Healthcare represents nearly 20% of the GDP in the U.S. on an annual basis and continues to grow. At approximately $4.5 trillion, it is a true juggernaut that has major ripple effects throughout the national economy. So much so that the government will be infusing a near-equivalent amount of funding ($4-5 trillion) in an effort prop up the economy.
While it may sound a bit strange, the healthcare industry is running at less than 50% of its normal operating thresholds due to the pause in elective procedures and dramatic reduction in certain clinic functions as it does its part to “flatten the curve”. Concomitantly, medical supply expenses and extra staffing premiums in preparation for the potential influx of patients requiring isolation and pulmonary support are soaring.
There may be broad speculation as to what this will portend for healthcare providers going forward. Clearly, the ability of hospitals, nursing facilities, health centers, and other providers to recover from this financial debacle will vary widely. The “new normal” will be much different for many providers and, for some, the future may be very bleak.
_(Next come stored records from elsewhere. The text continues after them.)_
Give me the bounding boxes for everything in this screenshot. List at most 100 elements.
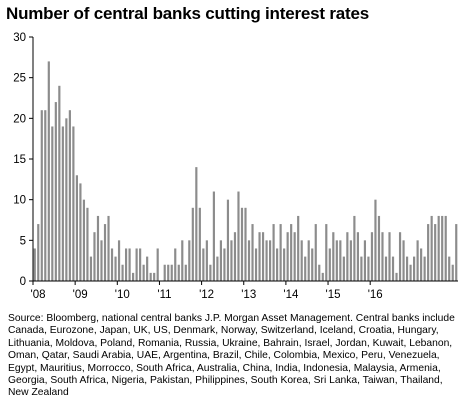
bar (430, 215, 433, 281)
bar (61, 126, 64, 281)
bar (205, 240, 208, 281)
bar (216, 256, 219, 281)
bar (339, 240, 342, 281)
y-tick-label: 5 (20, 235, 26, 247)
bar (40, 110, 43, 281)
bar (47, 61, 50, 282)
bar (153, 272, 156, 281)
bar (434, 224, 437, 281)
bar (353, 215, 356, 281)
bar (37, 224, 40, 281)
x-tick-label: '12 (199, 289, 214, 301)
bar (139, 248, 142, 281)
bar (44, 110, 47, 281)
bar (286, 232, 289, 281)
bar (451, 264, 454, 281)
x-tick-label: '16 (368, 289, 383, 301)
bar (167, 264, 170, 281)
bar (191, 207, 194, 281)
bar (146, 256, 149, 281)
x-tick-label: '14 (283, 289, 299, 301)
bar (251, 224, 254, 281)
bar (405, 256, 409, 281)
bar (244, 207, 247, 281)
bar (117, 240, 121, 281)
bar (254, 248, 258, 281)
bar (307, 240, 310, 281)
bar (416, 240, 419, 281)
bar (374, 199, 377, 281)
bar (311, 248, 314, 281)
bar (93, 232, 96, 281)
bar (427, 224, 430, 281)
bar (198, 207, 201, 281)
bar (304, 256, 307, 281)
bar (318, 264, 321, 281)
y-tick-label: 20 (13, 113, 26, 125)
bar (237, 191, 240, 281)
bar (79, 183, 82, 281)
bar (265, 240, 268, 281)
x-tick-label: '15 (326, 289, 341, 301)
bar (202, 248, 205, 281)
y-tick-label: 25 (13, 73, 26, 85)
bar (75, 175, 78, 281)
bar (444, 215, 447, 281)
x-tick-label: '13 (241, 289, 256, 301)
x-tick-label: '11 (157, 289, 171, 301)
bar (149, 272, 152, 281)
bar (54, 102, 57, 281)
bar (272, 224, 275, 281)
bar (297, 215, 300, 281)
bar (247, 240, 251, 281)
bar (283, 248, 286, 281)
bar (107, 215, 110, 281)
bar (212, 191, 215, 281)
bar (363, 240, 367, 281)
bar (142, 264, 145, 281)
bar (163, 264, 166, 281)
bar (258, 232, 261, 281)
bars-group (33, 61, 458, 282)
bar (356, 232, 359, 281)
bar (335, 240, 338, 281)
bar (332, 232, 335, 281)
bar (132, 272, 135, 281)
y-tick-label: 0 (20, 276, 26, 288)
bar (325, 224, 328, 281)
bar (293, 232, 296, 281)
bar (395, 272, 398, 281)
bar (68, 110, 71, 281)
bar (342, 256, 345, 281)
bar (233, 232, 237, 281)
x-tick-label: '09 (73, 289, 88, 301)
bar (58, 85, 61, 281)
bar (402, 240, 405, 281)
bar (279, 224, 282, 281)
bar (51, 126, 54, 281)
source-note: Source: Bloomberg, national central bank… (8, 313, 455, 399)
bar (240, 207, 244, 281)
bar (384, 256, 388, 281)
bar (413, 256, 416, 281)
bar (219, 240, 222, 281)
bar (170, 264, 173, 281)
bar (188, 240, 191, 281)
bar (226, 199, 230, 281)
bar (360, 256, 363, 281)
bar (209, 264, 212, 281)
bar (377, 215, 381, 281)
bar (223, 248, 226, 281)
bar (420, 248, 423, 281)
bar (110, 248, 114, 281)
bar (391, 256, 395, 281)
bar (441, 215, 444, 281)
bar (276, 248, 279, 281)
bar (96, 215, 100, 281)
bar (128, 248, 131, 281)
bar (86, 207, 89, 281)
bar (437, 215, 440, 281)
y-tick-label: 10 (13, 195, 26, 207)
bar (455, 224, 458, 281)
y-tick-label: 30 (13, 32, 26, 44)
Will we learn from this experience? Will we put in place the necessary procedures, protocols and stockpiles of needed supplies based upon this pandemic to more effectively address a future crisis? Will the CDC and NIH be given the necessary resources to get out in front of these outbreaks and be able to develop treatments and vaccines to help keep our economy from shutting down?
Since President Bush (43) presented a disaster preparedness plan back in 2009, there has been little accomplished on this front. Could it be that if we had spent $100 billion per year over the last 10 years ($1 trillion) on disaster preparedness that we could have avoided spending $4 trillion in 2020? WHO knows!!? What I do know is that it would have immediately “flattened the curve”.